The Easter Bunny stores his distribution data in SQL Server, not Access; read why!

Posted by Andy Brown on 30 March 2012 | 1 comment

Why the Easter Bunny uses SQL Server, not Access

I've blogged previously on why Santa doesn't use Microsoft Project.  Continuing the seasonal theme, here's why the Easter Bunny doesn't use Access, preferring to store his data in SQL Server instead.

The Easter Bunny

The Easter Bunny holding two of his many deliveries.

 

Speed of Access

There are a lot of children in the world, and a lot of Easter Eggs to deliver.  The Easter Bunny tried using Access, but found that once he got beyond about 100,000 records queries started to run fairly slowly.

Robustness

The Easter Bunny got a bit tired of having to solve problems with Access databases.  He found that repairing a database rarely solved the problem, and instead ended up having to:

  1. Create a new database; then
  2. Import all of the objects from the old database into the new one.

By contrast, SQL Server is ultra-reliable!

Multi-User Access

Whisper it, but the EB doesn't work alone: he has an army of helpers (primarily pixies and elves) to help out.  When they all go online at once, Access just can't cope; Access is fine for a small number of simultaneous users, but not for large groups.  Search for When to Migrate from Microsoft Access to Microsoft SQL Server for a Microsoft article on this.

 

What next in this series?  Why the Abominable Snowman doesn't use PowerPoint? 

 

Comments on this blog

This blog has one comment:

Comment added by smhn on 19 April 2012 at 15:18 GMT
hi... long time reader....

I have an Access db with a few million records in it .. alright, it's just a table with a few million records in it and I just did that because Excel couldn't handle it .. up to now, I was OK with the whole thing because its sole function was filtering data based on simple criteria .. 
 
But now, I need to do functions like sumif, countif and average on it ...i.e. the number of time a code has been repeated in a column, or (considering that each code has a corresponding amount) the sum of every occurance of the code... how can I achive that in Access? ... 

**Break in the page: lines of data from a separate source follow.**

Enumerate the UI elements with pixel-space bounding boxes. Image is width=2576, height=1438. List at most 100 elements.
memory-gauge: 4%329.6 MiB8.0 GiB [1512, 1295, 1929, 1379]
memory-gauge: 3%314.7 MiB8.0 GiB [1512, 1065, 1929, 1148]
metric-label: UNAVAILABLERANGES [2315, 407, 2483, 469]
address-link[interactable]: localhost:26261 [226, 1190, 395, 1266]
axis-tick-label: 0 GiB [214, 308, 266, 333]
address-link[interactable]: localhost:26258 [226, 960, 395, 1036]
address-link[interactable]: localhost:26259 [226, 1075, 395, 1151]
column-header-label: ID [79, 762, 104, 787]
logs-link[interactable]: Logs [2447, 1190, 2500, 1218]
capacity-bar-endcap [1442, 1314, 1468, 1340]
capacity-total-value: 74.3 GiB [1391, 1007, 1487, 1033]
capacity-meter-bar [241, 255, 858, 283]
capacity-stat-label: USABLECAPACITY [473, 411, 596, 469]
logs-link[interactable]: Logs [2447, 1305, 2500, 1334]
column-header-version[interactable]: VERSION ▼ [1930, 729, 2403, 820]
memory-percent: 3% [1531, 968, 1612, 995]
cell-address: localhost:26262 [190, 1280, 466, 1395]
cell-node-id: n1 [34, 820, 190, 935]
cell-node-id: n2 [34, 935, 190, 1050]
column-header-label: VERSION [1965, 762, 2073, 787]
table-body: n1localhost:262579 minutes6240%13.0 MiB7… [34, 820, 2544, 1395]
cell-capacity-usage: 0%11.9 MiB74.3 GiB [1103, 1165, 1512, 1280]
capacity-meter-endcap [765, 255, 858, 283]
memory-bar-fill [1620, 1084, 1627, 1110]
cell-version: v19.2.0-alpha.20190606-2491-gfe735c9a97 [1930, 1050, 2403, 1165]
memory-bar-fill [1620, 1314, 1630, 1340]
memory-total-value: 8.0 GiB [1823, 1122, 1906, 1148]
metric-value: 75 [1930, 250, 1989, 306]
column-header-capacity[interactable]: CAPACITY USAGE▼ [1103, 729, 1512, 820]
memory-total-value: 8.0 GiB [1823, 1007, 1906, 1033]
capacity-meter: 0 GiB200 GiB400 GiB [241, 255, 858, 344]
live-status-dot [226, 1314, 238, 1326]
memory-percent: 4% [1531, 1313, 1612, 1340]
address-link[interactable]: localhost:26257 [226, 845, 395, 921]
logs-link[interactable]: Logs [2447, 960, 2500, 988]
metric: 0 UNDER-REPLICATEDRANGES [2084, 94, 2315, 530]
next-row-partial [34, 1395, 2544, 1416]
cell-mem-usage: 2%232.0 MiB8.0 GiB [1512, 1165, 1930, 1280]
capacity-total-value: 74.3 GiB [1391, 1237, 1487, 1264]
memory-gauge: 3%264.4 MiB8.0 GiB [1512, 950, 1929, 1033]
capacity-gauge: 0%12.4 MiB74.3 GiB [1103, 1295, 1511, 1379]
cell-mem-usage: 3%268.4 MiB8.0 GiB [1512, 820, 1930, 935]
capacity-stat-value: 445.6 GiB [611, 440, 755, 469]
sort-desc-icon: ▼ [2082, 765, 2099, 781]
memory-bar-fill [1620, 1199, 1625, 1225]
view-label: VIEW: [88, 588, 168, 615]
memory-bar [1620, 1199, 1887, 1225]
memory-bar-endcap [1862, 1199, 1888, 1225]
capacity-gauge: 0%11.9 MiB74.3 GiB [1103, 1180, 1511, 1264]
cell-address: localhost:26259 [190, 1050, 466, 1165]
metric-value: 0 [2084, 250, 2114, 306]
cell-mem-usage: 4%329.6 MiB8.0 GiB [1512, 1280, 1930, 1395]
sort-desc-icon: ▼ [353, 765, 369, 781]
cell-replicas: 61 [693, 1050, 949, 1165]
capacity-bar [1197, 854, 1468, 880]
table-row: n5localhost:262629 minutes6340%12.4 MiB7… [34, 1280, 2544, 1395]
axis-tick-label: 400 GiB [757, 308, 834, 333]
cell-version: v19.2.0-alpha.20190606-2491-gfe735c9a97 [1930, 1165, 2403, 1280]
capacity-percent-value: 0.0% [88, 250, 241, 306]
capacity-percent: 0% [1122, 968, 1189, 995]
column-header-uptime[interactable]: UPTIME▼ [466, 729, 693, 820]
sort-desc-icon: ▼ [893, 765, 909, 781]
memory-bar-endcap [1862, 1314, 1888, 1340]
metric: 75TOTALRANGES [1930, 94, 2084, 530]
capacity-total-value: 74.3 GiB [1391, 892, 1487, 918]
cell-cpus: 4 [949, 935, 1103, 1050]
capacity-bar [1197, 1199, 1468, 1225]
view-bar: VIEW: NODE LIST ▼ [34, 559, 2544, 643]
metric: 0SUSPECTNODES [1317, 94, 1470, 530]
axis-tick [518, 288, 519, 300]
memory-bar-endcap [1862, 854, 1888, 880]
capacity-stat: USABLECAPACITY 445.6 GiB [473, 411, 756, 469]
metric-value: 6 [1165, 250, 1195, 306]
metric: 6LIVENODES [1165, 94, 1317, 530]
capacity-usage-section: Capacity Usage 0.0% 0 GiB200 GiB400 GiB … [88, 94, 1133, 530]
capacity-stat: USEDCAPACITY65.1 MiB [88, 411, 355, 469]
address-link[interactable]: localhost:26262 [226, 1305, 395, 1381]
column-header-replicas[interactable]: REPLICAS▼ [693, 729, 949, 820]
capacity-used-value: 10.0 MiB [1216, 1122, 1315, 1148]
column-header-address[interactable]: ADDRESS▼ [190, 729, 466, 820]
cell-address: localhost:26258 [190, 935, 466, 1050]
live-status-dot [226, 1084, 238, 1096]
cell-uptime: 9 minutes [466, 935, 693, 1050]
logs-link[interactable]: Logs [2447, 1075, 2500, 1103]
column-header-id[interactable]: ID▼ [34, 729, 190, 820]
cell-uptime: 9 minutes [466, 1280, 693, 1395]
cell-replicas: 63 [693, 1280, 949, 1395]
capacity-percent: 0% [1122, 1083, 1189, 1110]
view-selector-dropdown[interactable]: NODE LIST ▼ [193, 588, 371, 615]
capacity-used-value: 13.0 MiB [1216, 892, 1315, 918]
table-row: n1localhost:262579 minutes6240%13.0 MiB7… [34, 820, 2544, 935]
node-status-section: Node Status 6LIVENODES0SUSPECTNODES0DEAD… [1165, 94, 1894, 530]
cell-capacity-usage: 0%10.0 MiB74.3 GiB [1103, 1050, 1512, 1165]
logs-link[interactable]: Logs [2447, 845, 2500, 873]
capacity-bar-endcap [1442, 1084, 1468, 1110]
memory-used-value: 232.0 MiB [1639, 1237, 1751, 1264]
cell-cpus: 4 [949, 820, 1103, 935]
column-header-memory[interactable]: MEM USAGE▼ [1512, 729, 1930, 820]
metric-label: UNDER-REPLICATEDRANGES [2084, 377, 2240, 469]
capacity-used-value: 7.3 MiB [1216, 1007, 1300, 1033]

I'm a beginner in Access, but fairly good with Excel .. so, bear with me .. thx...
Reply from Andy Brown (blog author)
There are 3 ways to do this. Firstly, use functions like DSUM and DCOUNT - however, with a few million records these notoriously slow functions will be unusable. A second method might be to create grouping and totalling queries (see http://www.fontstuff.com/access/acctut04.htm for example for how to do this) - but with that many records, it will run slowly. For a few millions records, the only practical solution I would have thought is to upsize the database to SQL Server, the write SQL statements using GROUP BY clauses to interrogate the table - but this will mean learning a bit of SQL. Alternatively, you could use the view designer in SQL Server Management Studio, which is like the query designer in Access. Good luck!